'Una', storia di fantasmi mitteleuropei

di FRANCESCO GRECO - C’è forse un posto migliore dello studio di un fotografo da cui osservare il mondo e la sua ricca fauna antropologica? Accade a Trieste, cuor d’Europa (Svevo prima e Saba poi l’han fatta amare a noi tutti), città per sua definizione e storia riccamente contaminata e innervata da mille etnie, pulsioni, percezioni, sedimentazioni: un seducente melting-pot che la natura (la Bora) si incarica di centrifugare. Che si respirano con la sua salsedine, la pioggia, il vento, perché “l’incoerenza governa Trieste”.

Ruben Granieri l’ha affittato dopo che un sarto indiano se n’è andato regalandogli una camicia troppo stretta, e vivacchia filosofando tra un ritratto e un servizio esterno. Il suo spirito però vuole elevarsi di continuo, per cui pratica il deltaplano e il parapendio per cogliere “i rumori primi della vita”, “l’odore puro e definito dell’aria…”. Accade a tutti noi in un tempo “liquido”, banale, volgare e relativizzante.
Un’esistenza quieta, piccolo borghese, condizione comune alla provincia italica, anche al crocevia di imperi che han lasciato echi di splendori e miserie, nel paesaggio e nell’anima. E l’incipit di “Una”, primo romanzo della scrittrice giuliana (nata negli USA) Serena Castro Stera, Armando Curcio Editore, Milano 2017, pp. 160, euro 12,90 (direzione editoriale Cristina Siciliano, impaginazione Ivan Muccari, supervisione Ennio Salomone).

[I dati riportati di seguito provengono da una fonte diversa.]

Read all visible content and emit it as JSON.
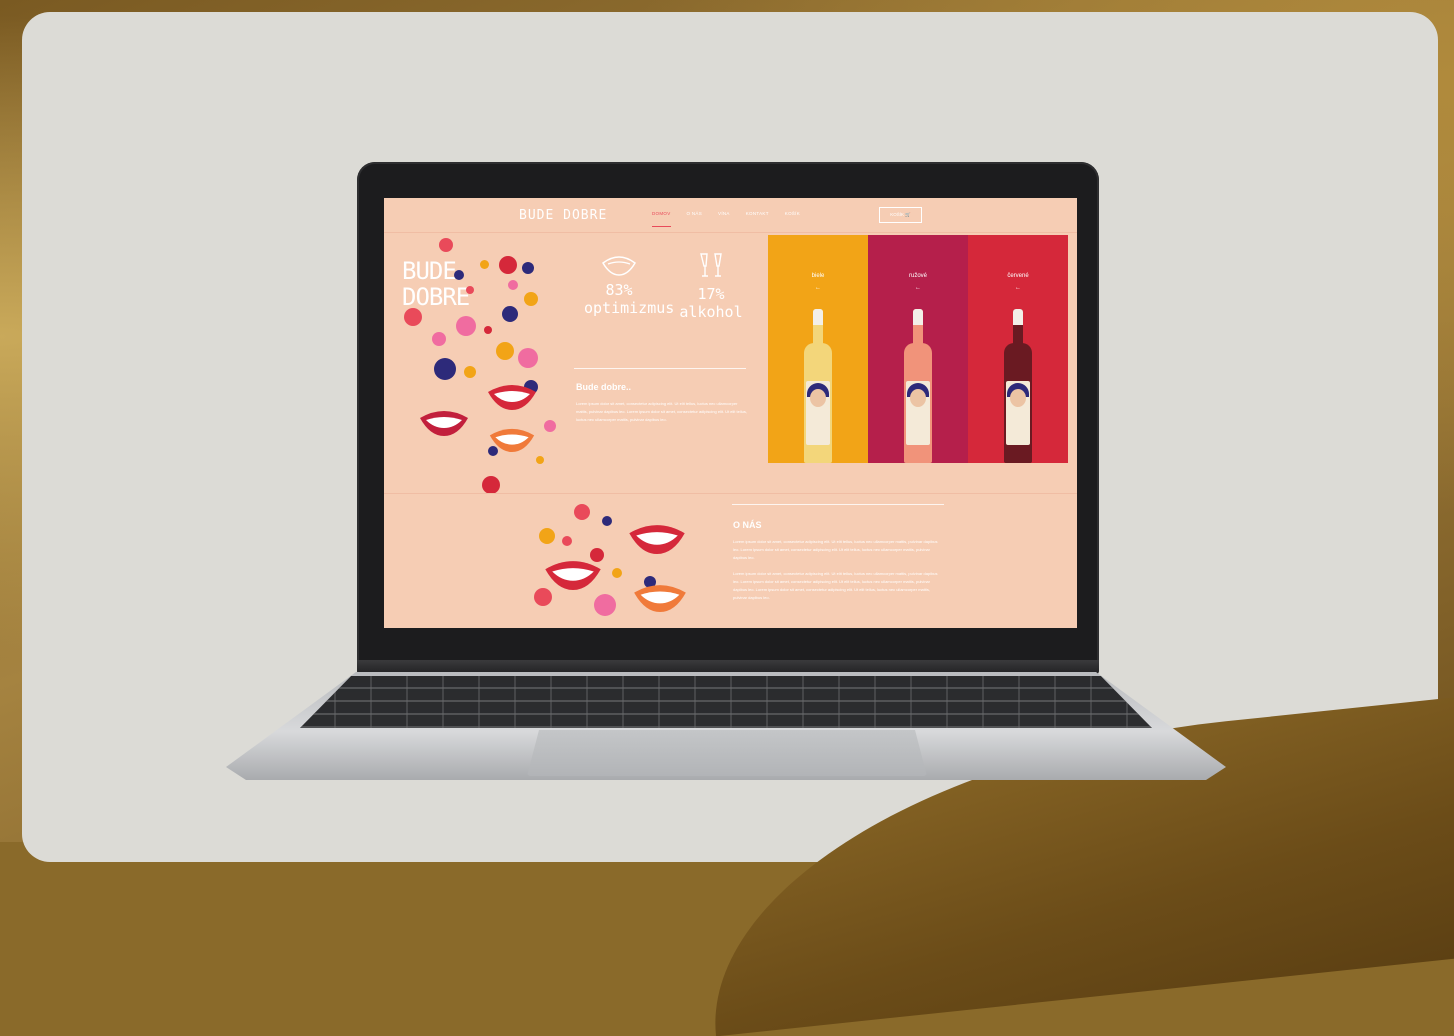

Diciamolo subito: il fascino del romanzo è nella ontologica intreccio e contaminazione fra un sostrato mitteleuropeo (psicoanalisi, ma anche l’altro da sè, smaterializzato, di Kafka), il rigore, l’etica marziale austro-ungarica, le effervescenze a tratti deliranti della cultura balcanica. E’, si suppone, l’aria respirata dalla scrittrice, che sulla pagina si sostanzia in un pathos lirico, a tratti surreale e metafisico, in certi squarci onirico e magico, certamente di grande effetto. Una prosa magmatica, sorprendente, che riserva sorprese pagina per pagina.

L’abilità della scrittrice sta non solo nel tratteggio psicologico dei personaggi, pure efficace e nella messinscena della loro ricchezza filologica, ma anche nell’evocare background e nel tenere insieme la storia, i suoi mille rivoli e chiaroscuri che corrono in superficie e a livello carsico, come un canovaccio tessuto al telaio dalle vecchie pugliesi. Quando la “magnetica e terribile” Una – che da precaria insegna disegno nelle scuole - si presenta da Ruben e chiede una foto per il padre, subito si capisce che ci sono lutti mai elaborati, dolorosi conflitti irrisolti, ispide edipicità, ostacoli che non si riesce a rimuovere.

La lettura che ne dà Ruben, una tavolozza su cui sono spalmati i colori della forza e della fragilità, della luce e della tenebra (“la sua pelle diventava luminosa, canticchiava spesso giocando con i peluche…”), i suoi occhi d’ambra (uguali a quelli della madre hippy) intrinsecamente incubano l’inclinazione naturale ai rischi dei sentimenti. Il resto il lettore lo scopra da sé: non gli faremo il torto di dirgli perché la ragazza vuole fare un foto per il padre Stefano, militare “anaffettivo, guerrafondaio” impegnato prima in Kosovo poi in Afghanistan, petto colmo di medaglie, della sorte della madre naturale Iris e di Teresa, l’altra madre con cui intreccia un delicato rapporto di complicità, ma che, sopraffatta dalla sensualità, sposa il cognato, di Thelma, Angela Luzzi Ispettrice, Monica, Stankovic, Adele, nella Trieste “maga e megera”, grumo semantico di tutti i mali del nostro tempo immondo (cancri, divorzi, stupri, violenze sulle donne), che i posteri forse seppelliranno sotto una laida risata. Meritata.